Néanmoins, l’enseignement supérieur en Belgique reste parmi les plus inégalitaires de l’OCDE. Renaud Maes explique : « il arrive souvent que les parents gagnent trop pour que l’étudiant obtienne une bourse et pas assez pour subvenir à tous les besoins. Par ailleurs, nombre de bourses sont liées aux performances académiques, or la réussite dans les études est fortement influencée par l’origine sociale, les plus démunis étant particulièrement menacés par l’échec : lorsque cet échec signifie la suspension ou la suppression de l’aide, ils et elles se retrouvent dans une situation particulièrement fragile. Les jobs étudiants ne sont pas forcément suffisants pour faire face aux différentes factures. La fermeture croissante de l’Université aux aberrations statistiques, c’est-à-dire aux pauvres, aux étrangers et aux plus de 25 ans renforce les barrières économiques et culturelles de l’accès aux études ». Il souligne également le rôle joué par les perceptions traditionnelles de la prostitution estudiantine, fortement colportées par les sites comme Richmeetbeautiful. D’après eux, les jeunes filles vendraient leur corps afin de réaliser des achats superficiels et frivoles, d’améliorer leur train de vie. Pourtant, « ces représentations sont complètement en décalage avec la réalité prostitutionnelle, qui s’inscrit bien dans une forme de misère si ce n’est économique, à tout le moins sociale […]. La prostitution en général se base sur la marchandisation du corps et de la personne et sur la domination masculine qui structure nos sociétés, les deux phénomènes se renforçant pour instituer des êtres humains de seconde zone, des femmes en majorité, servant d’exutoire aux hommes ».

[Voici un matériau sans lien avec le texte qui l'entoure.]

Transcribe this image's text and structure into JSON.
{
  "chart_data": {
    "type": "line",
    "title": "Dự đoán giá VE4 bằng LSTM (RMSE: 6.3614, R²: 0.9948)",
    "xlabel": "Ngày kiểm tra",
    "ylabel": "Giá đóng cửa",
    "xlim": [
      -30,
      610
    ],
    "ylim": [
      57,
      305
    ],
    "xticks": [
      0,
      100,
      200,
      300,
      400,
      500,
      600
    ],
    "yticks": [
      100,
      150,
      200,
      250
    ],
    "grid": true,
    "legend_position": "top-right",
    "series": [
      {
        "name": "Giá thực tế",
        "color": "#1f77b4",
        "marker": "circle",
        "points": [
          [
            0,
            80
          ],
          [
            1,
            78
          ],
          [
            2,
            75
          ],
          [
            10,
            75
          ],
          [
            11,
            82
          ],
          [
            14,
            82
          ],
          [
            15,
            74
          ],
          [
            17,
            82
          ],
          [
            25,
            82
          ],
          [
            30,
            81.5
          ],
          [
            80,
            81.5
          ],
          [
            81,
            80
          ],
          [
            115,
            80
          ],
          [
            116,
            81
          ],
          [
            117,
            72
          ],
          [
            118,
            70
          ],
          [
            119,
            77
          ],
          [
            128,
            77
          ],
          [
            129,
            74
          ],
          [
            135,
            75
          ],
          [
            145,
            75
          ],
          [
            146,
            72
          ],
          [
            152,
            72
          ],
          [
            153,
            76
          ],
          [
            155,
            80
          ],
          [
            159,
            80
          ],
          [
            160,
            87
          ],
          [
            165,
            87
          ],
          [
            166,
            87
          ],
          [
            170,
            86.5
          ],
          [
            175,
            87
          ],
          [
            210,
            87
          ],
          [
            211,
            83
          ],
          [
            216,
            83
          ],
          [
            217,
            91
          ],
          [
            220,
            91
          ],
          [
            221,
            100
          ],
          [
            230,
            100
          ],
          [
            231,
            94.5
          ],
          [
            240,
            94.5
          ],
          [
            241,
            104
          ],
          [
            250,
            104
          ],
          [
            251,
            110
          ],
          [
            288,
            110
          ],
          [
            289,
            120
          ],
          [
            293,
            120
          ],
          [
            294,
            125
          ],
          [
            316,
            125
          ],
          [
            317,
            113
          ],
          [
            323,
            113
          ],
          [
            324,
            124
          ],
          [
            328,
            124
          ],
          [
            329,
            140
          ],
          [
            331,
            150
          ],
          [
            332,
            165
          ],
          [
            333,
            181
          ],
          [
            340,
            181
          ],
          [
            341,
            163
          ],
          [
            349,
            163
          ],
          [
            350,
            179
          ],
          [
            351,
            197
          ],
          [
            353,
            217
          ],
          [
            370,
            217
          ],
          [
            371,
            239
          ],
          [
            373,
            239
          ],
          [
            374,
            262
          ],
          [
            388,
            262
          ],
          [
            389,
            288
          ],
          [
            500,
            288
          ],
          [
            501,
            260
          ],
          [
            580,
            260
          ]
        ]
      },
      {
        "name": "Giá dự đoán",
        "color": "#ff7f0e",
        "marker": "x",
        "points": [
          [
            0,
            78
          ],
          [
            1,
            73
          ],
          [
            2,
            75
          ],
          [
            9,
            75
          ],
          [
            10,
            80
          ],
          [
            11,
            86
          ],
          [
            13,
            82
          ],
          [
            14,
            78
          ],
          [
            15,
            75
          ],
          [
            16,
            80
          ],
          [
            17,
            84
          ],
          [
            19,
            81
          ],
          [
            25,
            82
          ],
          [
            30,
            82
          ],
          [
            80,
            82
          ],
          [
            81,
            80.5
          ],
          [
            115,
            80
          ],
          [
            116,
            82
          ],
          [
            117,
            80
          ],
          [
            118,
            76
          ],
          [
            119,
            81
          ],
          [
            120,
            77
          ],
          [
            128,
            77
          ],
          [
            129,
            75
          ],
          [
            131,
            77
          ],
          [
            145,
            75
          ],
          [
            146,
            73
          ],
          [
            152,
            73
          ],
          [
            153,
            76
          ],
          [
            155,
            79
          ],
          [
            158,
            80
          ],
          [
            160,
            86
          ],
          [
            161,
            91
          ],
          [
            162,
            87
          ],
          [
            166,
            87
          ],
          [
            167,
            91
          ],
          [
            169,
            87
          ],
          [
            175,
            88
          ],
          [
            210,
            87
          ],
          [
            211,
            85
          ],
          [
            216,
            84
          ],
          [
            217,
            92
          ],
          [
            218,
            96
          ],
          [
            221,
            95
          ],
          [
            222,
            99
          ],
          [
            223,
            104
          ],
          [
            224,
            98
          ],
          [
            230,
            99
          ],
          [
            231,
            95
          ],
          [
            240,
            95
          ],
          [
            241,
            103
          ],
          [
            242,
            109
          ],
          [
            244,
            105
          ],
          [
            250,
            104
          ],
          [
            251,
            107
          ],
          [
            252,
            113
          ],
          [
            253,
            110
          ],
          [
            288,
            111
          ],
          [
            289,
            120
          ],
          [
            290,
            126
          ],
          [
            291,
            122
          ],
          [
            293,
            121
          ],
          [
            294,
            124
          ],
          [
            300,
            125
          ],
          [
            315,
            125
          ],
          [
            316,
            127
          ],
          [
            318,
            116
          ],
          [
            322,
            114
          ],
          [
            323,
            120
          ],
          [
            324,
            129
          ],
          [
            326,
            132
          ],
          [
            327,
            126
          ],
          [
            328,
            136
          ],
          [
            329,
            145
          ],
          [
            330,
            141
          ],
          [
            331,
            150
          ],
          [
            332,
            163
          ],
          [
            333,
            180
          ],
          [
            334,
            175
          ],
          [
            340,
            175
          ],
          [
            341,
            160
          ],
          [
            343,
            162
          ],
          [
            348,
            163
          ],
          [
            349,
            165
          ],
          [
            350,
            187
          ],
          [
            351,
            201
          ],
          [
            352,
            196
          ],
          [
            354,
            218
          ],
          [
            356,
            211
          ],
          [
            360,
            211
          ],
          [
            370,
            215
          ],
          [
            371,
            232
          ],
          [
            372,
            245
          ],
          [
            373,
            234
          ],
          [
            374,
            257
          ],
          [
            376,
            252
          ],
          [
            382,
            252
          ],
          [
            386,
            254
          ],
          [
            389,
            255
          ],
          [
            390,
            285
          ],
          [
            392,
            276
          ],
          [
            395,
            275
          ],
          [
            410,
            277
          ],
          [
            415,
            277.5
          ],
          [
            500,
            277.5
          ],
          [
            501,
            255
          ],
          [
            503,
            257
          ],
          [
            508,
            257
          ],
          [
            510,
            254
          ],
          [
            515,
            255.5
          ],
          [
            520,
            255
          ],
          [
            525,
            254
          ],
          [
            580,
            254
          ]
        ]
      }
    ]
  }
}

Sensibiliser les étudiantes aux risques liées à la prostitution est une intention louable. Cependant, une telle prévention demeure stérile si elle ne s’accompagne pas de mesures concrètes pour annihiler, à la racine, les raisons poussant ces jeunes femmes à se prostituer. Il est vital de mettre en place des aides plus individualisées, adaptées, et systématiques, afin de prévenir plutôt que d’avoir à guérir les diverses conséquences de la prostitution estudiantine.